First, I would ask my friend whether the engine turns over. If it does, it is most likely due to being out of fuel, not a dead battery. If it does not turn over, it is probably a battery problem. I would ask about the engine turning over first, since it is directly related to the battery but not to the fuel. Based on the response, I would create two scenarios:

1. **Out of Fuel:** If the engine turns over, I would ask about the gauge, since it has a cause-effect relationship with fuel. If the gauge says empty, I would assume the car is not starting due to being out of fuel.

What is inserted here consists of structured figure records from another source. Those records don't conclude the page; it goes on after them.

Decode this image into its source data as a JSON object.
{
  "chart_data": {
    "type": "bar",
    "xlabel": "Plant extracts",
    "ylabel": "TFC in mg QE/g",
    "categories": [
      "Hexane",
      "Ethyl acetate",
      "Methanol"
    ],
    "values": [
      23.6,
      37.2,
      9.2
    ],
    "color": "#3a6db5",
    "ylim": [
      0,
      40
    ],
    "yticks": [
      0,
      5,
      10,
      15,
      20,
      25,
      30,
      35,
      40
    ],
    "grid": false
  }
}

Otherwise, with a smaller probability, I would assume it is because the battery is bad, but not totally dead.
2. **Bad Battery:** If the engine does not turn over, I would think it is because the battery is bad or dead, since it has an indirect effect on starting. To confirm, I would ask about the gauge. If the gauge says not empty, I would assume the car is not starting due to the battery.